Headline
CVE-2023-22551: Denial-of-service bug · Issue #8 · rovinbhandari/FTP
The FTP (aka “Implementation of a simple FTP client and server”) project through 96c1a35 allows remote attackers to cause a denial of service (memory consumption) by engaging in client activity, such as establishing and then terminating a connection. This occurs because malloc is used but free is not.
How to reproduce
Using the prepared patch file reproduce.patch for better illustration.
patch -p1 < reproduce.patch
Compile
Start the server
./bin/server/server_ftp.out
Start the client to establish the connection and exit immediately
timeout 1s ./bin/client/client_ftp.out
Then, the server will crash with AddressSanitizer report:
=================================================================
==1199805==ERROR: LeakSanitizer: detected memory leaks
Direct leak of 512 byte(s) in 1 object(s) allocated from:
#0 0x55ec05154f7e in __interceptor_malloc (/root/projects/FTP/bin/server/server_ftp.out+0xa6f7e) (BuildId: 66b4d91f9c39c73e3399c16f9d667ddf369a1250)
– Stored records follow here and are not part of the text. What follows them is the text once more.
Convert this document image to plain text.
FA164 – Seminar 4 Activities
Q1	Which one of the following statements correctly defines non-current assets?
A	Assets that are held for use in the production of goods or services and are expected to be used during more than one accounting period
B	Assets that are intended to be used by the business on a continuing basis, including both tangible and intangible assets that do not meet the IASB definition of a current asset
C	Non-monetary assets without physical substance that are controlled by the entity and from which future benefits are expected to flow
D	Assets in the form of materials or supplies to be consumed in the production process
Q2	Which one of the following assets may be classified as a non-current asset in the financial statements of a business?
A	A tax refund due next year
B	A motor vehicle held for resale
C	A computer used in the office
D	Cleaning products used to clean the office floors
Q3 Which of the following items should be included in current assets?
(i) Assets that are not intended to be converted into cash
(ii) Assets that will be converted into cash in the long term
#1 0x55ec05192071 in serve_client /root/projects/FTP/server_ftp.c:53:41
#2 0x55ec05191e28 in main /root/projects/FTP/server_ftp.c:40:2
#3 0x7f6b1e895d09 in __libc_start_main (/lib/x86_64-linux-gnu/libc.so.6+0x23d09) (BuildId: b503275bf9fee51581fdceef97533b194035b4f7)
Direct leak of 8 byte(s) in 1 object(s) allocated from:
#0 0x55ec05154f7e in __interceptor_malloc (/root/projects/FTP/bin/server/server_ftp.out+0xa6f7e) (BuildId: 66b4d91f9c39c73e3399c16f9d667ddf369a1250)
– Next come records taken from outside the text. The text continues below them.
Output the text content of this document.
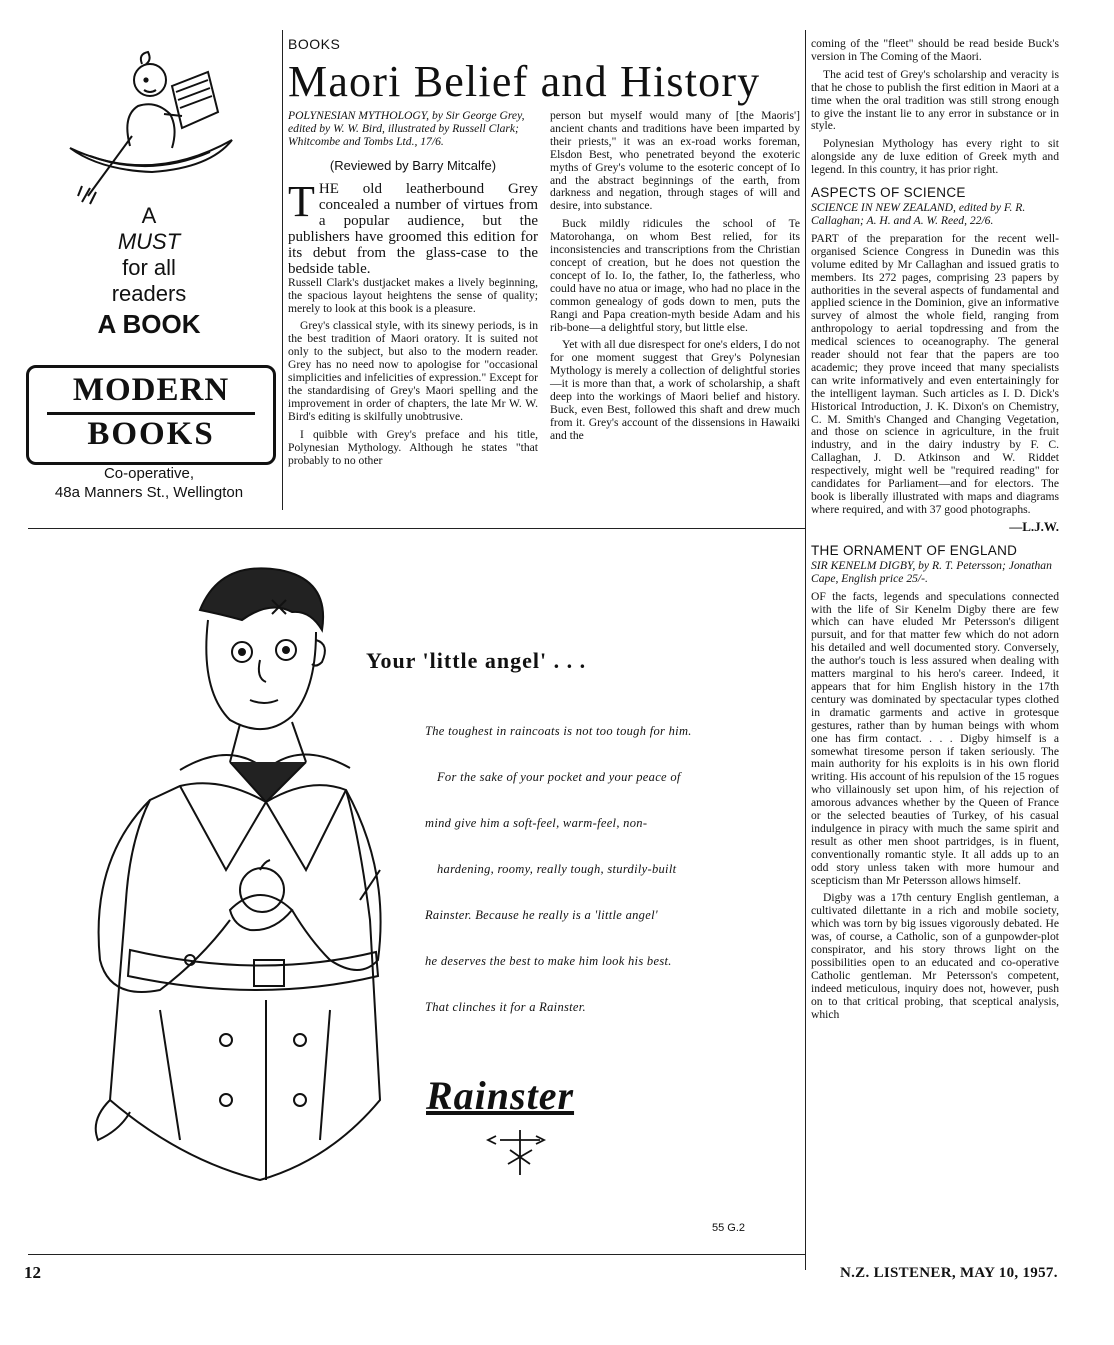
A
MUST
for all
readers
A BOOK
MODERN
BOOKS
Co-operative,
48a Manners St., Wellington
BOOKS
Maori Belief and History

POLYNESIAN MYTHOLOGY, by Sir George Grey, edited by W. W. Bird, illustrated by Russell Clark; Whitcombe and Tombs Ltd., 17/6.

(Reviewed by Barry Mitcalfe)

THE old leatherbound Grey concealed a number of virtues from a popular audience, but the publishers have groomed this edition for its debut from the glass-case to the bedside table.

Russell Clark's dustjacket makes a lively beginning, the spacious layout heightens the sense of quality; merely to look at this book is a pleasure.

Grey's classical style, with its sinewy periods, is in the best tradition of Maori oratory. It is suited not only to the subject, but also to the modern reader. Grey has no need now to apologise for "occasional simplicities and infelicities of expression." Except for the standardising of Grey's Maori spelling and the improvement in order of chapters, the late Mr W. W. Bird's editing is skilfully unobtrusive.

I quibble with Grey's preface and his title, Polynesian Mythology. Although he states "that probably to no other

person but myself would many of [the Maoris'] ancient chants and traditions have been imparted by their priests," it was an ex-road works foreman, Elsdon Best, who penetrated beyond the exoteric myths of Grey's volume to the esoteric concept of Io and the abstract beginnings of the earth, from darkness and negation, through stages of will and desire, into substance.

Buck mildly ridicules the school of Te Matorohanga, on whom Best relied, for its inconsistencies and transcriptions from the Christian concept of creation, but he does not question the concept of Io. Io, the father, Io, the fatherless, who could have no atua or image, who had no place in the common genealogy of gods down to men, puts the Rangi and Papa creation-myth beside Adam and his rib-bone—a delightful story, but little else.

Yet with all due disrespect for one's elders, I do not for one moment suggest that Grey's Polynesian Mythology is merely a collection of delightful stories—it is more than that, a work of scholarship, a shaft deep into the workings of Maori belief and history. Buck, even Best, followed this shaft and drew much from it. Grey's account of the dissensions in Hawaiki and the

coming of the "fleet" should be read beside Buck's version in The Coming of the Maori.

The acid test of Grey's scholarship and veracity is that he chose to publish the first edition in Maori at a time when the oral tradition was still strong enough to give the instant lie to any error in substance or in style.

Polynesian Mythology has every right to sit alongside any de luxe edition of Greek myth and legend. In this country, it has prior right.

ASPECTS OF SCIENCE

SCIENCE IN NEW ZEALAND, edited by F. R. Callaghan; A. H. and A. W. Reed, 22/6.

PART of the preparation for the recent well-organised Science Congress in Dunedin was this volume edited by Mr Callaghan and issued gratis to members. Its 272 pages, comprising 23 papers by authorities in the several aspects of fundamental and applied science in the Dominion, give an informative survey of almost the whole field, ranging from anthropology to aerial topdressing and from the medical sciences to oceanography. The general reader should not fear that the papers are too academic; they prove inceed that many specialists can write informatively and even entertainingly for the intelligent layman. Such articles as I. D. Dick's Historical Introduction, J. K. Dixon's on Chemistry, C. M. Smith's Changed and Changing Vegetation, and those on science in agriculture, in the fruit industry, and in the dairy industry by F. C. Callaghan, J. D. Atkinson and W. Riddet respectively, might well be "required reading" for candidates for Parliament—and for electors. The book is liberally illustrated with maps and diagrams where required, and with 37 good photographs.

—L.J.W.
THE ORNAMENT OF ENGLAND

SIR KENELM DIGBY, by R. T. Petersson; Jonathan Cape, English price 25/-.

OF the facts, legends and speculations connected with the life of Sir Kenelm Digby there are few which can have eluded Mr Petersson's diligent pursuit, and for that matter few which do not adorn his detailed and well documented story. Conversely, the author's touch is less assured when dealing with matters marginal to his hero's career. Indeed, it appears that for him English history in the 17th century was dominated by spectacular types clothed in dramatic garments and active in grotesque gestures, rather than by human beings with whom one has firm contact. . . . Digby himself is a somewhat tiresome person if taken seriously. The main authority for his exploits is in his own florid writing. His account of his repulsion of the 15 rogues who villainously set upon him, of his rejection of amorous advances whether by the Queen of France or the selected beauties of Turkey, of his casual indulgence in piracy with much the same spirit and result as other men shoot partridges, is in fluent, conventionally romantic style. It all adds up to an odd story unless taken with more humour and scepticism than Mr Petersson allows himself.

Digby was a 17th century English gentleman, a cultivated dilettante in a rich and mobile society, which was torn by big issues vigorously debated. He was, of course, a Catholic, son of a gunpowder-plot conspirator, and his story throws light on the possibilities open to an educated and co-operative Catholic gentleman. Mr Petersson's competent, indeed meticulous, inquiry does not, however, push on to that critical probing, that sceptical analysis, which

Your 'little angel' . . .

The toughest in raincoats is not too tough for him.

For the sake of your pocket and your peace of

mind give him a soft-feel, warm-feel, non-

hardening, roomy, really tough, sturdily-built

Rainster. Because he really is a 'little angel'

he deserves the best to make him look his best.

That clinches it for a Rainster.

Rainster
55 G.2
12	N.Z. LISTENER, MAY 10, 1957.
#1 0x55ec0518f917 in client_info_alloc /root/projects/FTP/server_ftp_functions.c:7:49
#2 0x55ec05191e15 in main /root/projects/FTP/server_ftp.c:39:27
#3 0x7f6b1e895d09 in __libc_start_main (/lib/x86_64-linux-gnu/libc.so.6+0x23d09) (BuildId: b503275bf9fee51581fdceef97533b194035b4f7)
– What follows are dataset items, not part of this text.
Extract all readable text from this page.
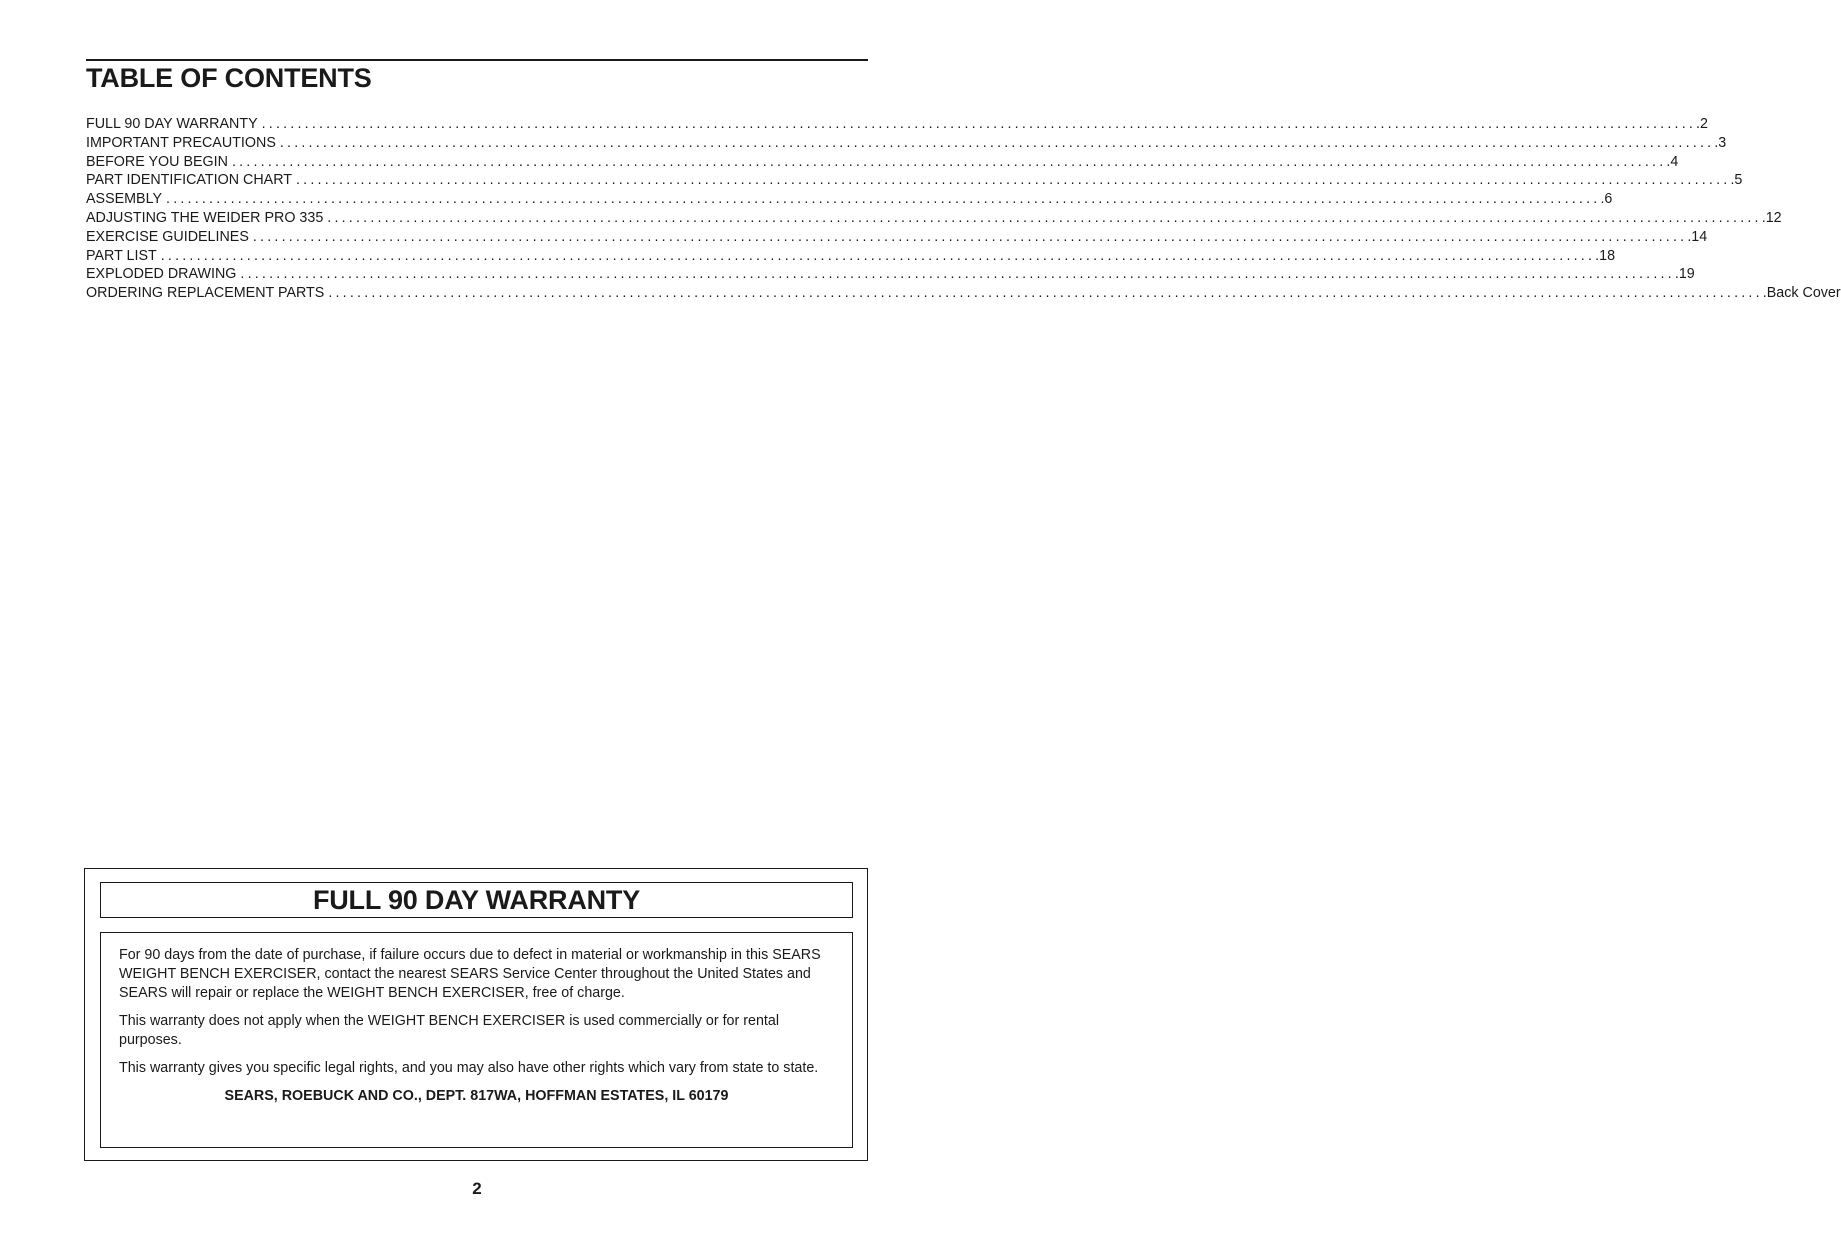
TABLE OF CONTENTS
FULL 90 DAY WARRANTY ........................................................................................................................................................................................................ .2
IMPORTANT PRECAUTIONS ........................................................................................................................................................................................................ .3
BEFORE YOU BEGIN ........................................................................................................................................................................................................ .4
PART IDENTIFICATION CHART ........................................................................................................................................................................................................ .5
ASSEMBLY ........................................................................................................................................................................................................ .6
ADJUSTING THE WEIDER PRO 335 ........................................................................................................................................................................................................ .12
EXERCISE GUIDELINES ........................................................................................................................................................................................................ .14
PART LIST ........................................................................................................................................................................................................ .18
EXPLODED DRAWING ........................................................................................................................................................................................................ .19
ORDERING REPLACEMENT PARTS ........................................................................................................................................................................................................ .Back Cover
FULL 90 DAY WARRANTY

For 90 days from the date of purchase, if failure occurs due to defect in material or workmanship in this SEARS WEIGHT BENCH EXERCISER, contact the nearest SEARS Service Center throughout the United States and SEARS will repair or replace the WEIGHT BENCH EXERCISER, free of charge.

This warranty does not apply when the WEIGHT BENCH EXERCISER is used commercially or for rental purposes.

This warranty gives you specific legal rights, and you may also have other rights which vary from state to state.

SEARS, ROEBUCK AND CO., DEPT. 817WA, HOFFMAN ESTATES, IL 60179

2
SUMMARY: AddressSanitizer: 520 byte(s) leaked in 2 allocation(s).
Bug analysis
The server use function serve_client to handle each connection from the client:
while(1)
{
if((x = sfd_client = accept(sfd_server, (struct sockaddr*) &sin_client, &size_sockaddr)) < 0)
er("accept()", x);
printf(ID "Communication started with %s:%d\n", inet_ntoa(sin_client.sin_addr), ntohs(sin_client.sin_port));
fflush(stdout);
struct client_info* ci = client_info_alloc(sfd_client, connection_id++);
serve_client(ci);
}
In the function serve_client, the memory allocated via malloc is never freed, causing memory leak.
struct packet* data = (struct packet*) malloc(size_packet);
This bug can cause denial-of-service.